Enfin, aux termes de l'article L. 2334-18 de ce même code : « Les dispositions
de l'article L. 2334-17 s'appliquent pour le calcul de l'indice synthétique de
ressources et de charges des communes de 5 000 à 9 999 habitants, sous réserve
de la substitution des moyennes nationales constatées pour ces communes à
celles constatées pour les communes de 10 000 habitants et plus./ Les communes
sont classées en fonction de la valeur décroissante de leur indice
synthétique. »
III.A.1. S'agissant du critère relatif à la population :
6. Aux termes de l'article L. 2334-2 du code général des collectivités
territoriales : « La population à prendre en compte pour l'application de la
présente section est celle qui résulte du recensement ( ) ». Par ailleurs, aux
termes de l'
article 156 de la loi du 27 février 2002🏛 relative à la démocratie
de proximité : « I.- Le recensement de la population est effectué sous la
responsabilité et le contrôle de l'Etat. / II.- Le recensement a pour objet :
/1° Le dénombrement de la population de la France ; ( ) / ( ) III. -La
collecte des informations est organisée et contrôlée par l'Institut national
de la statistique et des études économiques. ( )/( ) VI.- Les dates des
enquêtes de recensement peuvent être différents selon les communes. /Pour les
communes dont la population est inférieure à 10 000 habitants, les enquêtes
sont exhaustives et ont lieu chaque année par roulement au cours d'une période
de cinq ans.
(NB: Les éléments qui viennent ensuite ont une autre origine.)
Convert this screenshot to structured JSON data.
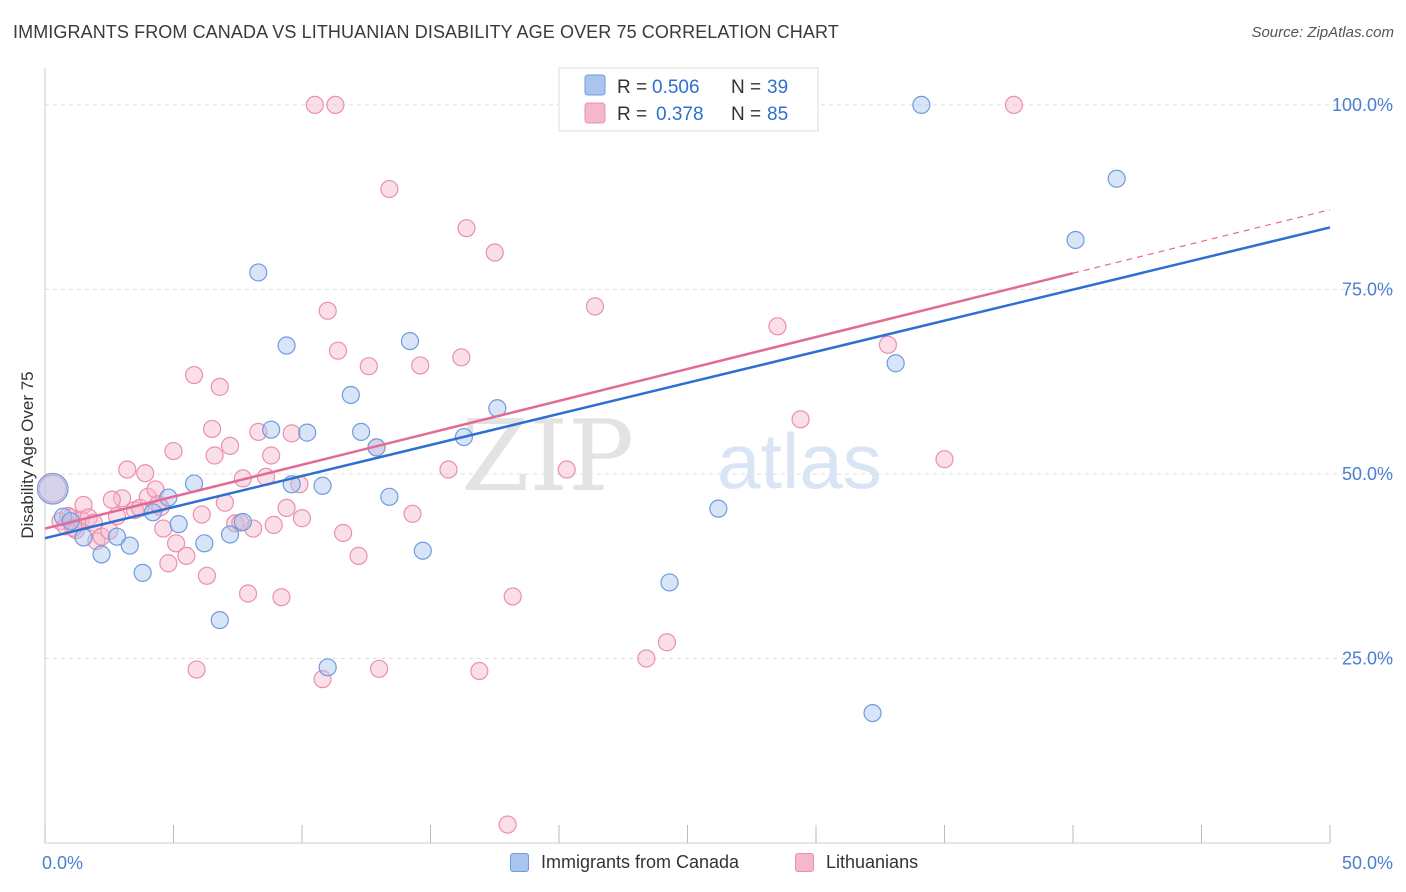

Pour les autres communes, une enquête par sondage est effectuée
chaque année ; la totalité du territoire de ces communes est prise en compte
au terme de la même période de cinq ans. /Chaque année, un décret établit la
liste des communes concernées par les enquêtes de recensement au titre de
l'année suivante/VII.- Pour établir les chiffres de la population, l'Institut
national de la statistique et des études économiques utilise les informations
collectées dans chaque commune au moyen d'enquêtes de recensement exhaustives
ou par sondage, les données démographiques non nominatives issues des fichiers
administratifs, notamment sociaux et fiscaux, que l'institut est habilité à
collecter à des fins exclusivement statistiques, ainsi que les résultats de
toutes autres enquêtes statistiques réalisées en application de l'
article 2 de
la loi n° 51-711 du 7 juin 1951🏛 précitée. ( ). /VIII.- Un décret authentifie
chaque année les chiffres des populations de métropole, des départements
d'outre- mer, de Saint-Barthélemy, de Saint-Martin et de Saint-Pierre-et-
Miquelon, des circonscriptions administratives et des collectivités
territoriales ( ) ».
7. Les communes requérantes soutiennent que le critère de la population,
servant à déterminer tant l'éligibilité des communes à la dotation de
solidarité urbaine et de cohésion sociale que la répartition de cette dotation
entre les communes, est biaisé par l'application qu'en fait le pouvoir
exécutif, dès lors qu'il existe un décalage entre les données de l'INSEE
(Institut national de la statistique et des études économiques) actualisées
tous les trois ans et la réalité du terrain. Elles ajoutent que le fichier des
titres de séjour A utilisé pour déterminer la population étrangère n'est
pas fiable dès lors qu'il ne recense que les étrangers en situation régulière
et que ces derniers ne signalent pas leurs changements d'adresse. Elles font
enfin remarquer que les étrangers en situation irrégulière ne sont pas pris en
compte alors qu'ils sont estimés entre 150 000 et 200 000 personnes, avec une
marge d'erreur de 33 %. Toutefois, l'article L. 2334-2 du code général des
collectivités territoriales, qui définit la notion de population à prendre en
compte pour le calcul des dotations relevant de la dotation globale de
fonctionnement, dont la dotation de solidarité urbaine et de cohésion sociale,
mentionne que cette population est celle qui résulte du recensement, lequel
est défini, tant en ce qui concerne sa périodicité que sa méthodologie, par
l'
article 156 de la loi du 27 février 2002🏛 relative à la démocratie de
proximité. Dès lors, en utilisant les données issues du recensement pour
déterminer la population à prendre en compte pour calculer la dotation de
solidarité urbaine et de cohésion sociale, le pouvoir exécutif n'a fait que se
conformer à la loi. En outre, en admettant même que les étrangers en situation
irrégulière ne soient pas ou soient mal pris en compte dans les opérations de
recensement effectuées par l'INSEE, ce pouvoir exécutif ne saurait, sans
empiéter sur le pouvoir législatif, intégrer de son propre chef une estimation
de ces étrangers en situation irrégulière dans le critère de la population à
prendre en compte pour calculer la dotation de solidarité urbaine et de
cohésion sociale.
III.A.2. S'agissant du critère relatif au nombre de logements sociaux et aux
bénéficiaires des aides au logement :
8. Les communes requérantes soutiennent que le critère du nombre de logements
sociaux, servant à déterminer l'éligibilité des communes à la dotation de
solidarité urbaine et de cohésion sociale, n'est pas pertinent et les
désavantage dès lors que le département de la Seine-Saint-Denis est un
département atypique où la proportion de logements sociaux n'est pas élevée.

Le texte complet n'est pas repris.